None of this is inevitable. Cash-heavy, under-recorded retail is a known problem in many countries, and others have already figured out how to close the gap between what is sold and what is reported. Mandatory fiscal point-of-sale systems and online cash registers, where every transaction passes through a registered device, have pushed up reported turnover and tax revenues in places that once faced similar challenges. When every sale leaves a trace, the shadow shrinks. The technology is available, the examples exist, and the lesson is simple: if you want to count the money, you have to see the transaction.
For St. Maarten, the path ahead is not mysterious. It looks like this: require modern point-of-sale systems for all supermarkets and mini-markets above a modest turnover, and fine businesses that treat the register as decoration. Make receipts non-negotiable, even for a single chicklet. Demand visible prices for every item so that customers know what they are paying before they reach the counter. Publish clear licensing criteria and a public registry of license holders, so that fronting becomes harder and accountability easier. Back that up with regular, unannounced food safety inspections in the neighborhoods where these stores are multiplying, and make the results public so people can see who is playing by the rules.

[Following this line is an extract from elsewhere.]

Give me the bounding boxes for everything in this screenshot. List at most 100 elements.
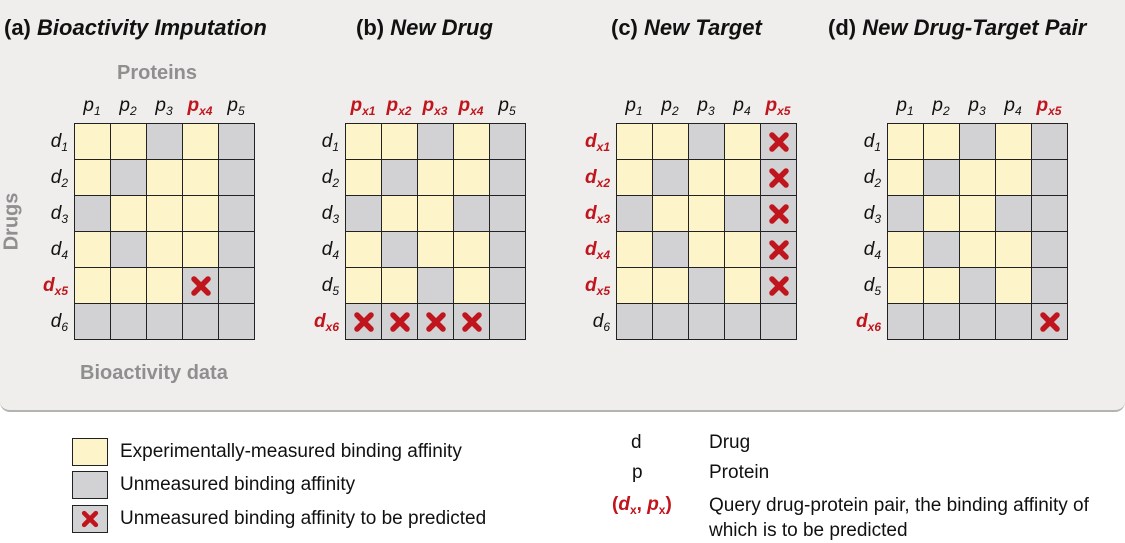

This is not about punishing foreign owners or protecting local businesses from competition. It is about fairness and visibility. If local entrepreneurs are expected to file, pay, and prove, then every operator, from the corner mini market to the big chain, should live under the same light. If every register can be turned off, every drawer hidden, and every sale left unrecorded, then the honest will always feel like fools, and the system will never balance.
In the end, this is not just a supermarket story. This is a public money story. Every unrecorded purchase is one less guilder available for roads that do not flood, clinics that do not turn patients away, schools that do not crumble, and garbage that does not pile up. Every time cash disappears into an uncounted drawer, the rest of the island is forced to make up the difference through higher burdens, delayed projects, or more borrowing. People already feel it in grocery prices, in waiting lists, and in the daily sense that the country is working hard but standing still.
The scale of what goes uncounted does not need to be guessed. These are illustrative numbers, not audited totals, but they show the order of magnitude at stake. Imagine the 43 mini supermarkets in this survey each turning over about XCG 500,000 a year, a modest figure for shops that are open daily. That alone would mean roughly XCG 21.5 million in annual sales. If only 30 percent of that slipped past the books in a cash-heavy, low-receipt environment, you are already talking about around XCG 6.5 million from just these 43 stores that may be only partly reflected in tax declarations.
A government cannot tax what it cannot see. When millions in economic activity may be effectively dimmed or blurred in the records, the burden of funding public services falls harder on those who live fully in the light: wage earners whose income is automatically reported, compliant businesses whose sales are tracked, and consumers who pay tax on every documented transaction. The shadow economy does not reduce the tax burden, it simply shifts more of it to people who have no choice but to be counted.
Mini supermarkets have already changed how St. Maarten shops. The real question is whether they will also change how St. Maarten counts, or whether the island will continue to confuse a busy checkout with a healthy economy.